First Speaker Phone: Many a times the past looks more beautiful than the present and the future. More so when it is presented in a elegant manner. Another one from Makezine is a post on "First Speaker Phone". The phone for sure is impressive. However, what hooked me is the blog itself. This blog named Modern Mechanix, has the history of many things, categorising them under various heads of Automation, Computers, Aviation, Cool and so on. Its is a must in the feeds of all blogdicts.


Thursday, November 02, 2006

On Fast and Single Photography

Looks like the flavor of the season is photography. In my previous post I was talking about a company which produced an 8.6Gigapixel photo. Now I bring you the news of a few geeks come up with the photograph of fastest waves ever. The second from the other end of the spectrum, a camera which works with just a single pixel.

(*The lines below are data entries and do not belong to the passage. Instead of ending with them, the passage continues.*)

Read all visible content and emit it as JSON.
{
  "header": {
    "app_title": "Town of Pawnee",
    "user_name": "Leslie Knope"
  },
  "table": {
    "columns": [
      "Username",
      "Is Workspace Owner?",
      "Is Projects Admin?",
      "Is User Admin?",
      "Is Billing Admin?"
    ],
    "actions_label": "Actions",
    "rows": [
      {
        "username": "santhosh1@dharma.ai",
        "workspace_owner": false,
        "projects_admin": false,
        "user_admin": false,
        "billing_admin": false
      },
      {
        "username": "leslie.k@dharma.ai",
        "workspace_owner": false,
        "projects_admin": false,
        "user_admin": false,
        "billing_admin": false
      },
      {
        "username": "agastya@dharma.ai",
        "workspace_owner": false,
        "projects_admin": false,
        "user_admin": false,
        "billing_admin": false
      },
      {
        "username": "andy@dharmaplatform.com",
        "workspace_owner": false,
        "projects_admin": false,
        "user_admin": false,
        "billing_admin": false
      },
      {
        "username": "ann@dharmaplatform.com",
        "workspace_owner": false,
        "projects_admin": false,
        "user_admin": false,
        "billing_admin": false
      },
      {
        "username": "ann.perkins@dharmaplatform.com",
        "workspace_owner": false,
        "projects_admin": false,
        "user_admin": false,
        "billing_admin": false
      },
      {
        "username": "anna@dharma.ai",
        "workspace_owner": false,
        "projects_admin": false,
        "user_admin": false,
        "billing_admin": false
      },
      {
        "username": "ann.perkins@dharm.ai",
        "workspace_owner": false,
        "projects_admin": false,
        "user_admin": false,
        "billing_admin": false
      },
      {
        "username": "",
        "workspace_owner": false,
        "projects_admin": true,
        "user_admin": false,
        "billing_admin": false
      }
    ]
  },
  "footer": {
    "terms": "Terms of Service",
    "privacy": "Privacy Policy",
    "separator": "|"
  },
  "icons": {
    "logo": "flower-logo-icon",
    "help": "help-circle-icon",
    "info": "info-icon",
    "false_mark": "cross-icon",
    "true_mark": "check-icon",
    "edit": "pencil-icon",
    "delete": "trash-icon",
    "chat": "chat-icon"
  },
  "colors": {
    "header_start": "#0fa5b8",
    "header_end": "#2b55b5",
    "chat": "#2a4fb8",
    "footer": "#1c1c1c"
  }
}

Slashdot as was the case with the earlier post is the source for this post on "Fastest Waves Ever Photographed". Now this many of you may ask, I take a photo in light, so I am taking photograph of light, so what big deal about this. Yes there is nothing wrong in your understanding. Only you should realise that you do not take the photo of light. The content of this post talks about photographing particles that travel very near the speed of light, 99.997% to quote the lay language paper describing the research. You read a more details at this post on Physics Buzz.

From what I gather with my little understanding of particle physics, the above research might provide a breakthrough in the area particle accelerators (table top accelerators might be a reality). Hopefully this will pave way for taking the research to the next level, on the lines of Planck's Quantum theory kicking a new era in the area of Quantum mechanics.

The second one may not spawn a new era. However, it might address some of the shortcomings of the current day technology. This is called Single Pixel Camera and falls in a new category of Compressive Imaging, the source for this is post is Physics Buzz. The concept is very simple, instead of an array of pixels capturing the picture use a single pixel to capture the whole picture. What I understand from the research of some physicists at Rice University in Houston is like this analogy. It is like philosophy. You actually get the whole gist in one go, later the more thought you spend on it, the better you understand it. We first capture the image, then you apply the algorithms to recover the signal.

The best part about the above technique, is you can improve the quality of an image in retrospect. That is if I decide to enhance the resolution of an image after an year, I can do it. This is one more technology that will host a range of products in the times to come.

PS: Being alien to the above mentioned technologies at this stage, I might have misunderstood or mis-communicated some things. Please educate me.